Edinburgh Fringe 2013
A daring production which has ruthlessly abandoned the company’s signature light touch in order to make satire bite. This Shakespeare for Breakfast will wake you up and no mistake.
Shakespeare For Breakfast is one of the best-known names at the Fringe. In over two decades of shows, audiences have been treated to irreverent, witty takes on the inComplete Works. The formula carves out easy access routes into the forests of iambic pentameter, faithful but funny, a crowd-pleaser – particularly with a certain kind of well-meaning English teacher and a fuzzy favourite with which to begin a hectic day at the Fringe.
Someone clever once said that comedy is when you fall down a manhole, tragedy is when I cut my finger. This auld truism was evidently a guiding principle of Shakespeare’s craft. From the gulling of Malvolio to the frustration of Shylock, the Swan was a master of generating groundswells for his heroes and against his villains. Under the banter and badinage, Taming of the Shrew is the story of how a willfully independent woman is broken in body and spirit and made to conform to the petty tyranny of her male relatives deferring to her husband’s will as unquestioned master of the household.
The play contains scenes unsuitable for early 21st Century sensibilities. Scenes that are as brutal as the bear baiting available a stone’s throw from Shakespeare’s own venues. There are moments as nasty as a recent snapshot of a certain domestic goddess being publicly strangled by her husband. The uncomfortable point for any producer is that these scenes were written to be laugh out loud funny. It’s a problem tackled head on by this year’s Shakespeare For Breakfast ensemble.
Audiences weaned on 10 Things I Hate About You – the classic Hollywood teeny bopper adaptation – are in for a shock. Bleary eyed regular Shakespeare for Breakfast punters, clinging to the lifeline of coffee and croissants, are in for a sharp wake up. Gone are the usual constellation of contemporary pop culture references, replaced by a single underlying satirical theme: the royal baby and the dutiful young princess Kate forcibly moulded to fit the expectations of her station. Her own voice – her very identity – mercilessly subsumed under a weight of masculine expectations.

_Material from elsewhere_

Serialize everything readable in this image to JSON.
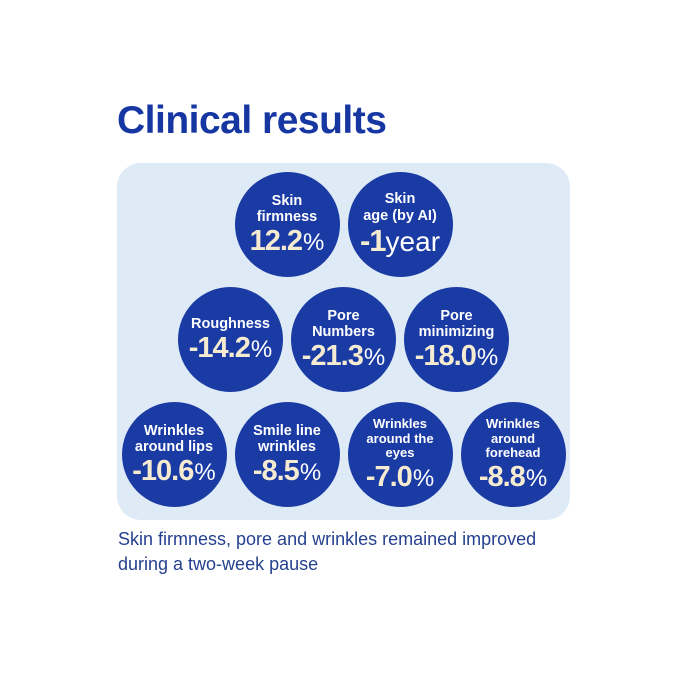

This is neither a tight nor a tidy production. The staging is not uniformly even. The usual prop vignettes are absent and their absence is noticed. The cast’s energy and focus levels bow and occasionally scrape. Not having the guy who looks like Prince Harry play Prince Harry was a bold move. The soundscape does little to create a sense of time or place. The costumes might be in need of revision too – either the ladies skirts need to be longer or their pants bigger.
But this production does stand out. It is hugely memorable. It’s dark. Really dark. This is what satire is meant to be – almost too biting to be funny. Shakespeare’s most misogynistic text has been as roughly handled as his heroine. It has been used as a bludgeon to make a blunt point. Amid the schmaltz and ceremony of the royal arrival this production has posed the hard questions in a search for uncomfortable answers. In doing so they have dared play with a successful formula. The effect is like being set upon by an outraged posse of Care Bears and lollipop ladies.